November/December 2007

Ticker

Whose stock is rising-and whose isn't.

  • John Kotter

    His popular biz book featuring penguins in peril, Our Iceberg Is Melting: Changing and Succeeding Under Any Conditions, is the Who Moved My Cheese? for the hedge-fund generation, with the added cachet of a pro-environmental message.

  • Richard Nelson Frye

    Iranian president Mahmoud Ahmadinejad said the 87-year-old American Iranologist can be buried in the city of Isfahan when he dies. Frye, who founded the first Iranian studies program in the U.S. at Harvard, wants to be buried next to his mentor, the archeologist Arthur Pope.

  • Rep. Sander Levin

    The Michigan Democrat is proposing legislation to increase the rate - currently a mere 15% - at which hedge fund managers are taxed on their share of clients' profits.

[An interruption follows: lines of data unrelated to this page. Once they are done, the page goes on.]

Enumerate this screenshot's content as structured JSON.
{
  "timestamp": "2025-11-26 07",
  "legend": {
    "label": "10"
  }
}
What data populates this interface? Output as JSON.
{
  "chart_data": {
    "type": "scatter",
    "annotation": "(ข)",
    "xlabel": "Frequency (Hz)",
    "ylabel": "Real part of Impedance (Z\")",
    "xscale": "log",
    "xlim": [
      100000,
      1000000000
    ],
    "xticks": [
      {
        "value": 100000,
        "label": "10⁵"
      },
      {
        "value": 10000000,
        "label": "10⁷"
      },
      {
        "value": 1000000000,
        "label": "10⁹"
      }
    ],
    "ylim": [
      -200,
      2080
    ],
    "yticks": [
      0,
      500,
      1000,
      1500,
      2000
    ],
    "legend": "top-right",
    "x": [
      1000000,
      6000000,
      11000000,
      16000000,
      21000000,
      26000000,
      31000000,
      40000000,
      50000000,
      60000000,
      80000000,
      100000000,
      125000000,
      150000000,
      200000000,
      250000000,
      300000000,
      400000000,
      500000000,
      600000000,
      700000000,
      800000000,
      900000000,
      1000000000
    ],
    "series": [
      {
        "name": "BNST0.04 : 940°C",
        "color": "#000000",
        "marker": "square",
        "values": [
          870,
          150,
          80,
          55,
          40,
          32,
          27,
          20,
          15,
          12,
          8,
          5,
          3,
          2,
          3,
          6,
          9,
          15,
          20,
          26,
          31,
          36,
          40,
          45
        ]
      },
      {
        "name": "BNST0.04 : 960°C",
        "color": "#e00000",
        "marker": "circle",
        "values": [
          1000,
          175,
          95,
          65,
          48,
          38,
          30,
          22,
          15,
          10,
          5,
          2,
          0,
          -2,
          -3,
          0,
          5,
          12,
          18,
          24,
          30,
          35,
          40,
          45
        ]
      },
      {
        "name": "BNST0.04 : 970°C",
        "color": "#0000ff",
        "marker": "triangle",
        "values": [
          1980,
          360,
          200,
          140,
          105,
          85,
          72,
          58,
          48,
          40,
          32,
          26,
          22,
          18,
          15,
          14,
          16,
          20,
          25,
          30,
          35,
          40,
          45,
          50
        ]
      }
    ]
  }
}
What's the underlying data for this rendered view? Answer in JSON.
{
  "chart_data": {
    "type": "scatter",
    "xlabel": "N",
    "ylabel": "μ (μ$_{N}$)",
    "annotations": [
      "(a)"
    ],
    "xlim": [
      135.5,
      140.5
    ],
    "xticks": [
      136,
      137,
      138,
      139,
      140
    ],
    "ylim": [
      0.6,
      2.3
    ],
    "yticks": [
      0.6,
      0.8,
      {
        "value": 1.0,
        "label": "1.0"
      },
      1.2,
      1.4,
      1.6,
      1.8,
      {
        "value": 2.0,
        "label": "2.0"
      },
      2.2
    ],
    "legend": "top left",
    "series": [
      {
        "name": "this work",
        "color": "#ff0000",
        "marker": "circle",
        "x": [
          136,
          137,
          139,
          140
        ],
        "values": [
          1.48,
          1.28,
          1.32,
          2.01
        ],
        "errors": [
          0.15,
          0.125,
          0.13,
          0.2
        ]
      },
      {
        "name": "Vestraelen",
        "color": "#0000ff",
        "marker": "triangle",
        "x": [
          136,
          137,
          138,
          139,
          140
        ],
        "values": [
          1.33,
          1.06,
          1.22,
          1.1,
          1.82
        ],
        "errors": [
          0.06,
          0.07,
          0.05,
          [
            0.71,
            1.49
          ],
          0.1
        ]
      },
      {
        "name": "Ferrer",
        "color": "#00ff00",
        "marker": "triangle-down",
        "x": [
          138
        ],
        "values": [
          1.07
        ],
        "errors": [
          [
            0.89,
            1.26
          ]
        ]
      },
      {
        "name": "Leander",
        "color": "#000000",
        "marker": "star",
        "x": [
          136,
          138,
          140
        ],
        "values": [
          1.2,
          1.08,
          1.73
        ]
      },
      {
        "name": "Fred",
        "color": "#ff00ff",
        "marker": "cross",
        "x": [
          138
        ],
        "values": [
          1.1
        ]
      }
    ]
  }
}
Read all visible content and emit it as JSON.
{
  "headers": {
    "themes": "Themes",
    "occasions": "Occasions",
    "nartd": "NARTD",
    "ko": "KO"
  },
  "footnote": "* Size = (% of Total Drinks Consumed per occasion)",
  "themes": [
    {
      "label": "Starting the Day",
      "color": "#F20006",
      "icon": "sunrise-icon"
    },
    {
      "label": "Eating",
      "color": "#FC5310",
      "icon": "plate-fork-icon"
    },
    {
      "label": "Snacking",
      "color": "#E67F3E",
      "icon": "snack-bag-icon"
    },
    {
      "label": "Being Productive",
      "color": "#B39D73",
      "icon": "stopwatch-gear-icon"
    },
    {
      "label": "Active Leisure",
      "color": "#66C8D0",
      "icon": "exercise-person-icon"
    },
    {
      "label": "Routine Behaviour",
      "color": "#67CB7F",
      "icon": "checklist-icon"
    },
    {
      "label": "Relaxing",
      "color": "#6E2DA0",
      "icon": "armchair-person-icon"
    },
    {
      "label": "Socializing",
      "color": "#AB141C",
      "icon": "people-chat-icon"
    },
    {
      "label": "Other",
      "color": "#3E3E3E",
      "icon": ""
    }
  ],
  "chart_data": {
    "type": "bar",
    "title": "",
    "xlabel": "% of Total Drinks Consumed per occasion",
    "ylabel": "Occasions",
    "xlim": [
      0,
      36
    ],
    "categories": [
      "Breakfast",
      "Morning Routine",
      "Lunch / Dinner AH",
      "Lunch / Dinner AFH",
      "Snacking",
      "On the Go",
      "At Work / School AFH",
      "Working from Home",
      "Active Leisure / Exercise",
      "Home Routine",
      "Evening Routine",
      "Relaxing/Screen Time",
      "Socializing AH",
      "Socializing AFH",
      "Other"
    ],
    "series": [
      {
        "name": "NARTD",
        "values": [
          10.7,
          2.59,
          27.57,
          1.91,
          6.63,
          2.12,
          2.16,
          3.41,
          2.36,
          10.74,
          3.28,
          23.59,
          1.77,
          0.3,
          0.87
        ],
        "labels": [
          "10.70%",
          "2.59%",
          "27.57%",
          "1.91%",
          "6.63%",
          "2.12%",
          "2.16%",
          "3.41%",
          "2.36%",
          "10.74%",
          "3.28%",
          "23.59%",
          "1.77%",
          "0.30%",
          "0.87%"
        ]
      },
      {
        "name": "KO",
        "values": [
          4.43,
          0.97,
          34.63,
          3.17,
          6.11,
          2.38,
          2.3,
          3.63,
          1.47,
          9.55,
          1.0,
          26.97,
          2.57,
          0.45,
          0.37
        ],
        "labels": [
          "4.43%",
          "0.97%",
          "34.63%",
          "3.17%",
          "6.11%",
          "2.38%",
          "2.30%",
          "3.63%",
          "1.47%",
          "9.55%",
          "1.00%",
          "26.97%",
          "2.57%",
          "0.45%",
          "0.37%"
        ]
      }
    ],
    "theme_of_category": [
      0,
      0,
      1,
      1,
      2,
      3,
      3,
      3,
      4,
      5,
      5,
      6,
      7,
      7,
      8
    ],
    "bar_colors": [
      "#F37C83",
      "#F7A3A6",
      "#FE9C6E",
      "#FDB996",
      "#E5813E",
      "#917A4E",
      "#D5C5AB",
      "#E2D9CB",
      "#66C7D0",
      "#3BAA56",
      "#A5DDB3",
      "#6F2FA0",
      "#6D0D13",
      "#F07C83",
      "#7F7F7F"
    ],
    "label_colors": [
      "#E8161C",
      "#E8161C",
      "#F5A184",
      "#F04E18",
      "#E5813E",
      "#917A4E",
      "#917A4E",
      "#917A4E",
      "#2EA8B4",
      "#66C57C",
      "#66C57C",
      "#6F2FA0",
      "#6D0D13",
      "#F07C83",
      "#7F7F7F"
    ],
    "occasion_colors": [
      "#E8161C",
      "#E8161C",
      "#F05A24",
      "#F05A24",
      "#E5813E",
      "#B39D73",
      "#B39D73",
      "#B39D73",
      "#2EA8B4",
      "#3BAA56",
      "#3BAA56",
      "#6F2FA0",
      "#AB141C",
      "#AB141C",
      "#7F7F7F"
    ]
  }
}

The populist maneuver is going over well in Michigan, not so much on Wall Street.

  • Benazir Bhutto

    Optimism following the end of her eight-year-exile quickly dissipated when suicide bombes greeted her return to Pakistan by killing 140 people. The question now is not just whether she can help hold her country together, but whether she can stay alive.

  • David Pilbeam

    The interim dean of Harvard College has challenged the Undergraduate Council's ability to dole out "party grants," which he said were being used to purchase alcohol. While Pilbeam is probably right on the substance, his tough talk has alienated students, who now refer to him as "Dean Wormer".